3)在这里,我们特意停止了所有的组节点。

./stop_all 
# executing 'stop' on /Users/aniljoshi/sandboxes/group_msb_8_0_36
executing 'stop' on node3
stop /Users/aniljoshi/sandboxes/group_msb_8_0_36/node3
executing 'stop' on node2
stop /Users/aniljoshi/sandboxes/group_msb_8_0_36/node2
executing 'stop' on node1
stop /Users/aniljoshi/sandboxes/group_msb_8_0_36/node1

至此,群集已完全瘫痪,所有群组成员都已停止工作。现在,我们将再次尝试恢复群集。

引导/恢复群集节点

4) 首先,让我们启动每个节点。
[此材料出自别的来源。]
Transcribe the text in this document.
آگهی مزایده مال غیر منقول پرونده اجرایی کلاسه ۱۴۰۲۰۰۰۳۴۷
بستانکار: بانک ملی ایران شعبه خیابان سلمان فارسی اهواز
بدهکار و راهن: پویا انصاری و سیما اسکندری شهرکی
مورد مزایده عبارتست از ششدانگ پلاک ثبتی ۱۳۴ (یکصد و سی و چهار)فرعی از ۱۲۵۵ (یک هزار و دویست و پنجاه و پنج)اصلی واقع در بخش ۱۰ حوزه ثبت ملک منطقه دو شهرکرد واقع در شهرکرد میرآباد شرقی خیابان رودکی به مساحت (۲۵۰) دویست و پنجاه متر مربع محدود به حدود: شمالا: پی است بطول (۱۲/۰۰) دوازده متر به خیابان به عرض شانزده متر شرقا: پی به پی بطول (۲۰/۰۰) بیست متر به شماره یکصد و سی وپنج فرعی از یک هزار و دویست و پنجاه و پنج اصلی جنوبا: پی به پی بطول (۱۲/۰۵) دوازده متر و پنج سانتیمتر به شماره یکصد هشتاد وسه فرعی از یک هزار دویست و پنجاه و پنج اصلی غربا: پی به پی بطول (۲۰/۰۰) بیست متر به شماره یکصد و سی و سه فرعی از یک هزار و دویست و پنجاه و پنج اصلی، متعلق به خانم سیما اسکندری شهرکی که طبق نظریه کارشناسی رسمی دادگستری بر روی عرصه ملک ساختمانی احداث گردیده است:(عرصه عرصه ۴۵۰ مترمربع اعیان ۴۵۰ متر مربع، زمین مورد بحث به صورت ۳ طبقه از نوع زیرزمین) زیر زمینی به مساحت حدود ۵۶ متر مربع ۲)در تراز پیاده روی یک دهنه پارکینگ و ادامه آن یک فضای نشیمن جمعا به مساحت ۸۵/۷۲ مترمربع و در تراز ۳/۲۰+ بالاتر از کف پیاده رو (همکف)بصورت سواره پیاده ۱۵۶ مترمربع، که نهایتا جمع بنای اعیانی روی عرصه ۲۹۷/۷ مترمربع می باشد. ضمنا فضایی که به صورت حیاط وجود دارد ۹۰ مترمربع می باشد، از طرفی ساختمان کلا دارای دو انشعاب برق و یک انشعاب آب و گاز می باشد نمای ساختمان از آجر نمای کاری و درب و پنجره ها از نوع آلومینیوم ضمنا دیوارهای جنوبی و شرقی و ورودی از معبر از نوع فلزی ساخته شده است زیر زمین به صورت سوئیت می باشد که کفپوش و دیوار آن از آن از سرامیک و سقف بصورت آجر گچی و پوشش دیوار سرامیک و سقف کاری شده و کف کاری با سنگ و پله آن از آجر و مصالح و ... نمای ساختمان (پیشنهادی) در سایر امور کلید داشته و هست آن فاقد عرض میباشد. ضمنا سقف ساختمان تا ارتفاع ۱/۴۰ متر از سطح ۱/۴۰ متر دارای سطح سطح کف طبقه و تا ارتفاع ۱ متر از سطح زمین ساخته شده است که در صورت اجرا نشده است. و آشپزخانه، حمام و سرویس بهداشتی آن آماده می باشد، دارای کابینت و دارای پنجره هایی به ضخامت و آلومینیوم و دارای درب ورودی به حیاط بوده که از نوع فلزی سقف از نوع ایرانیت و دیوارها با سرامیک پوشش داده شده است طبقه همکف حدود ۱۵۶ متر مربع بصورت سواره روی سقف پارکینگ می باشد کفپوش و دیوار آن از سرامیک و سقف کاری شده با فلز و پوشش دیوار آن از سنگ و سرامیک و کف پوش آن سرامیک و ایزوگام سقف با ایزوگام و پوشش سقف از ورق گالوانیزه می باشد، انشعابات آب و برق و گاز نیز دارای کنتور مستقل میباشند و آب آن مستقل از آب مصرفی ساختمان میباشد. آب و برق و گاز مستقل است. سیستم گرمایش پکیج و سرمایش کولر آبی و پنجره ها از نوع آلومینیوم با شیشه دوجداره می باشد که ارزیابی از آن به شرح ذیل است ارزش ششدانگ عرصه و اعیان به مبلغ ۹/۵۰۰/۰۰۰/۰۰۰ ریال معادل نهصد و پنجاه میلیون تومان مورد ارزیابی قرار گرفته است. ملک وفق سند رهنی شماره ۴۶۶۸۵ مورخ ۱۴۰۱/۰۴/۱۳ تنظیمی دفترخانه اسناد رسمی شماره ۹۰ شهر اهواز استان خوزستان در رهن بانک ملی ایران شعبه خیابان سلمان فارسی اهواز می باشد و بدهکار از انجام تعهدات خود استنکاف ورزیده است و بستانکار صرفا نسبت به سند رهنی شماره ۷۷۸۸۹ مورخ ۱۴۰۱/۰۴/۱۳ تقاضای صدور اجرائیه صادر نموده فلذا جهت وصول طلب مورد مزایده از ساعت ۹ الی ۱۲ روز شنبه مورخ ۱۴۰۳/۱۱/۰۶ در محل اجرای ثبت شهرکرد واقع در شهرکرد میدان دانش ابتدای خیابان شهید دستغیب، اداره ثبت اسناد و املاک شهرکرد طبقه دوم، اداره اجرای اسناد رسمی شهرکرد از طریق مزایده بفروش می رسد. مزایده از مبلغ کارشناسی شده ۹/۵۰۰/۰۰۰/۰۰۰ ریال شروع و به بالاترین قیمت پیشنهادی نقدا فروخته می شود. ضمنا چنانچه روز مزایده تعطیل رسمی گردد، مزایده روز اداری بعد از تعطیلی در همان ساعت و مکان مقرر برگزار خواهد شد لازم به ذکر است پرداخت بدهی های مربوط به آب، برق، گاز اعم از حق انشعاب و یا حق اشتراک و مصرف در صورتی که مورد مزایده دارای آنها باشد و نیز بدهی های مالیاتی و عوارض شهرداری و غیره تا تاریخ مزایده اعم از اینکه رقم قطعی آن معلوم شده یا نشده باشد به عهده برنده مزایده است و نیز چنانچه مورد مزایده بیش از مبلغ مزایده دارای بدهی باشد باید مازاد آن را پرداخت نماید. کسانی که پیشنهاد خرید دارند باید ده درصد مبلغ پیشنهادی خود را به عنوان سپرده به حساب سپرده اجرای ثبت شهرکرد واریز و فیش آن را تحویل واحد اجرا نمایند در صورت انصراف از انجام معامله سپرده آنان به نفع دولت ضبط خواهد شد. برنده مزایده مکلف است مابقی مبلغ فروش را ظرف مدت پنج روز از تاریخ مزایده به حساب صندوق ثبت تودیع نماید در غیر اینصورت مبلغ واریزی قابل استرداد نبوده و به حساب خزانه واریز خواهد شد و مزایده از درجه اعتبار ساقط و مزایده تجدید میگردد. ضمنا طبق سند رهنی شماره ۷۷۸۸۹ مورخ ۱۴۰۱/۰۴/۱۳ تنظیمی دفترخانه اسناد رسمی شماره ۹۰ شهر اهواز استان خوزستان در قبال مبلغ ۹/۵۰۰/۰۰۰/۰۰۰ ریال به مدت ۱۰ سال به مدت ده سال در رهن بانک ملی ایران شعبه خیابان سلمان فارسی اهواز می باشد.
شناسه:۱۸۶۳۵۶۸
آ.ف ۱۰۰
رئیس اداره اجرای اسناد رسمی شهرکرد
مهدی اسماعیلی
由于我使用的是 dbdeployer,我可以通过下面的一些内部命令/脚本来管理(启动/停止)或做其他事情。

shell> ./start_all 
# executing 'start' on /Users/aniljoshi/sandboxes/group_msb_8_0_36
executing "start" on node 1
... sandbox server started
executing "start" on node 2
.. sandbox server started
executing "start" on node 3
.. sandbox server started

5) 连接到每个节点,验证当前状态。

node1 [localhost:23637] {root} ((none)) > select * from performance_schema.replication_group_members;
+---------------------------+-----------+-------------+-------------+--------------+-------------+----------------+----------------------------+
| CHANNEL_NAME              | MEMBER_ID | MEMBER_HOST | MEMBER_PORT | MEMBER_STATE | MEMBER_ROLE | MEMBER_VERSION | MEMBER_COMMUNICATION_STACK |
+---------------------------+-----------+-------------+-------------+--------------+-------------+----------------+----------------------------+
| group_replication_applier |           |             |        NULL | OFFLINE      |             |                |                            |
+---------------------------+-----------+-------------+-------------+--------------+-------------+----------------+----------------------------+
1 row in set (0.00 sec)

node2 [localhost:23638] {root} ((none)) > select * from performance_schema.replication_group_members;
+---------------------------+-----------+-------------+-------------+--------------+-------------+----------------+----------------------------+
| CHANNEL_NAME              | MEMBER_ID | MEMBER_HOST | MEMBER_PORT | MEMBER_STATE | MEMBER_ROLE | MEMBER_VERSION | MEMBER_COMMUNICATION_STACK |
+---------------------------+-----------+-------------+-------------+--------------+-------------+----------------+----------------------------+
| group_replication_applier |           |             |        NULL | OFFLINE      |             |                |                            |
+---------------------------+-----------+-------------+-------------+--------------+-------------+----------------+----------------------------+
1 row in set (0.01 sec)

node3 [localhost:23639] {root} ((none)) >  select * from performance_schema.replication_group_members;
+---------------------------+-----------+-------------+-------------+--------------+-------------+----------------+----------------------------+
| CHANNEL_NAME              | MEMBER_ID | MEMBER_HOST | MEMBER_PORT | MEMBER_STATE | MEMBER_ROLE | MEMBER_VERSION | MEMBER_COMMUNICATION_STACK |
+---------------------------+-----------+-------------+-------------+--------------+-------------+----------------+----------------------------+
| group_replication_applier |           |             |        NULL | OFFLINE      |             |                |                            |
+---------------------------+-----------+-------------+-------------+--------------+-------------+----------------+----------------------------+
1 row in set (0.01 sec)

此时,所有的节点都是offline状态。

6) 我们可以通过引导群组中的一个节点来恢复群集,然后再启动其他节点后,它们将通过分布式恢复过程加入。但在此之前,了解每个节点上已认证/已提交事务的状态非常重要,这样我们就不会启动错误的节点。启动错误的节点会导致极大的数据丢失!

 

注意:在我们的例子中,“received_transaction_set ”为空,因为所有节点都重新启动了。但是,如果节点没有重启过,只有组复制因网络中断或其他事件而损坏,那么我们也可以观察这部分的值。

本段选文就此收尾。